BGer 5A_197/2017 vom 21.07.2017
5A_197/2017
 
Urteil vom 21. Juli 2017
 
II. zivilrechtliche Abteilung
Besetzung
Bundesrichter von Werdt, Präsident,
Bundesrichterin Escher, Bundesrichter Marazzi,
Gerichtsschreiber von Roten.
 
Verfahrensbeteiligte
A.________,
vertreten durch Rechtsanwalt Benedikt Schneider,
Beschwerdeführer,
gegen
B.________,
vertreten durch Rechtsanwalt Leo Sigg,
Beschwerdegegnerin.
Gegenstand
Aufhebung von Miteigentum,
Beschwerde gegen den Entscheid des Kantonsgerichts Luzern, 1. Abteilung, vom 2. Februar 2017.
 
Sachverhalt:
A. A.________ und B.________ waren Miteigentümer des im Grundbuch U.________ eingetragenen Grundstücks Nr. xxx. A.________ klagte beim Bezirksgericht Willisau mit folgenden Hauptbegehren:
1. Das Miteigentum der Parteien am Grundstück Nr. xxx GB U.________ sei gerichtlich aufzuheben.

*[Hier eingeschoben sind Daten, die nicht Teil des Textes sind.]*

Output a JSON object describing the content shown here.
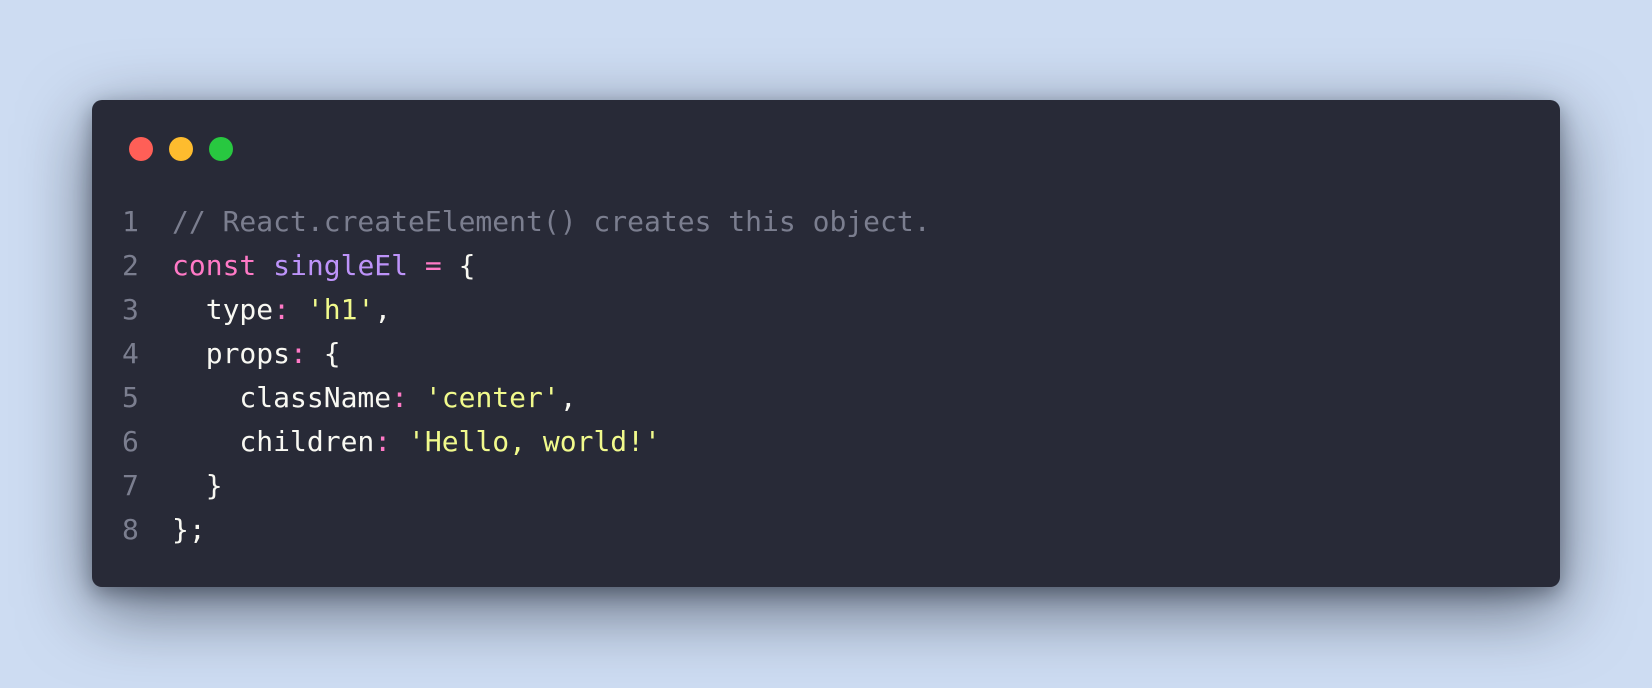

2. Es sei eine Verkehrswertschatzung durchzuführen.
3. Das Grundstück Nr. xxx GB U.________ sei (gerichtlich) öffentlich zu verkaufen oder zu versteigern. Der Erlös der Liegenschaft C.________, U.________, sei nach Abzug der Hypotheken, der Freigabe der verpfändeten Pensionskassengelder, der Lebensversicherung D.________ Police yyy und des Säule 3a Guthabens des Klägers sowie nach Abzug von Grundstückgewinnsteuern je hälftig zu teilen.
In ihrer Klageantwort stellte B.________ folgende Hauptbegehren:
1. Dem Antrag Ziffer 1 der Klage sei stattzugeben.
2. Antrag Ziffer 2 der Klage sei abzuweisen.
3. Antrag Ziffer 3 der Klage sei abzuweisen und stattdessen das Grundstück Nr. xxx GB U.________ der Beklagten zu Alleineigentum zu überschreiben.
Es sei zudem festzustellen, dass eine Ausgleichung nicht geschuldet ist.
Das Bezirksgericht Willisau hob das Miteigentum durch öffentliche Versteigerung auf und legte die Verteilungsmodalitäten fest. Alle anderweitigen Begehren der Parteien wies es ab. Die Gerichtskosten (inkl. Schlichtungsverfahren) von Fr. 25'000.-- auferlegte es den Parteien je zur Hälfte und schlug die Parteientschädigungen wett (Urteil vom 19. August 2016).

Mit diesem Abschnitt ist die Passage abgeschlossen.